20 Camperdown Street.
Police had role to play
Sir, – Once again we see the absolute chaos and severe inconvenience to commuters and travellers by an incident on the Forth Road Bridge this week.
Why were Police Scotland not manning the approach to the bridge to turn away high-sided vehicles?
117 Simpson Square,
Poor kept on slave wages
Sir, – Tabloids owned by billionaires want you to hate the man down the street with the 42-inch television, a brand-new car and six bairns with new clothes.
I don’t. I say good luck to the man and his family.
They’re getting by in a system that is designed to keep people like them down.
The poor in this country are not meant to better themselves but to be mindful of their betters while getting by on wage slaves.
The tabloid newspapers scream “cheat” pointing the finger at them, directing your attention away from the real culprits.
These are the bankers and multinationals with their obscene bonuses and all-too-compliant Westminster politicians doing their bidding.
They have been using public money to bail out failed banks and sell off public assets to their corporate pals and pocket their dues.
They maintain the myth that a country’s success is based on its earnings not on the well-being of its population.
22 Fitzroy Street,
Tories talked down to EU
Sir, – Among others, Clark Cross of Linlithgow doesn’t seem to understand the full impact of the backlash from the European Union following the Brexit decision.
He claims to be incensed by the lack of courtesy towards Mrs May at a recent meeting of EU leaders.
Perhaps he has conveniently forgotten that the lady in question lost no time in endearing herself to the faithful, primarily in the interests of party unity, by announcing to the world that she would lead the UK out of Europe by triggering Article 50 as soon as possible.
The fact that she is deferring action in this respect until March indicates the absence of a viable negotiating plan for the exit of the UK.
I have personal sympathy for the fact that she was thrust into a situation which was not of her making, but when you have given the equivalent of a rude salute to 27 leaders of other nations, you cannot go to meet them with that unfortunate, pompous UK Conservative attitude of talking down to people.
37 Forth Park,
Bridge of Allan.
Let regions remain in UK
Sir, – Nicola Sturgeon makes a huge deal out of Scotland voting differently to some other parts of the United Kingdom in the UK-wide European Union referendum. It is natural and consistent with her separatist narrative.

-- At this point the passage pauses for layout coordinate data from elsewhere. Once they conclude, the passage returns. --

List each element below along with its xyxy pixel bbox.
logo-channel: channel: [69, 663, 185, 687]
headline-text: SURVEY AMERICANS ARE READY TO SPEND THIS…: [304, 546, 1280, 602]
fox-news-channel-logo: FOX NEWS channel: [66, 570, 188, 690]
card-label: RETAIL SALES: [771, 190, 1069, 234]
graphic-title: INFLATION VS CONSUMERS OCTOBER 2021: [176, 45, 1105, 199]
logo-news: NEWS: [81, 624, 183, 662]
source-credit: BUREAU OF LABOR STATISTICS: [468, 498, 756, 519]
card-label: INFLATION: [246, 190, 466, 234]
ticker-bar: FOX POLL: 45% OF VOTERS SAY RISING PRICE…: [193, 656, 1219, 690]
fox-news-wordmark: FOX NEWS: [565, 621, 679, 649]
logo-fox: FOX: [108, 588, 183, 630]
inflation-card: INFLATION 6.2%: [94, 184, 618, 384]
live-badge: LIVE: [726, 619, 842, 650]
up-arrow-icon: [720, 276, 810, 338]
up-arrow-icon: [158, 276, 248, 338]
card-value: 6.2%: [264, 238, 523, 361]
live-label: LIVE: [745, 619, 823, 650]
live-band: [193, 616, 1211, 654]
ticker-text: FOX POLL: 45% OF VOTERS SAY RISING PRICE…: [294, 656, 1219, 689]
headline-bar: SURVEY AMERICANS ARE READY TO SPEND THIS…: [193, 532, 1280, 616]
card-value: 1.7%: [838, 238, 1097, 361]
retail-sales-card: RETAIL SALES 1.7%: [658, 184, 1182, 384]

On the assumption that, despite opinion polls being almost consistently against them, the nationalists one day push ahead with another Scotland-wide separation referendum, should parts of Scotland also be able to demand the right to make a choice? Leave or Remain?
On the basis of the September 2014 vote, Glasgow and a couple of surrounding areas along with Dundee would become Ms Sturgeon’s new fiefdom.
The rest of us would happily stay in the UK.
Sounds a bit ridiculous? Yet, with Scotland, of course, being an integral part of the UK and not a sovereign nation, this isn’t too far off what Ms Sturgeon is trying to use as a pretext for a second independence referendum.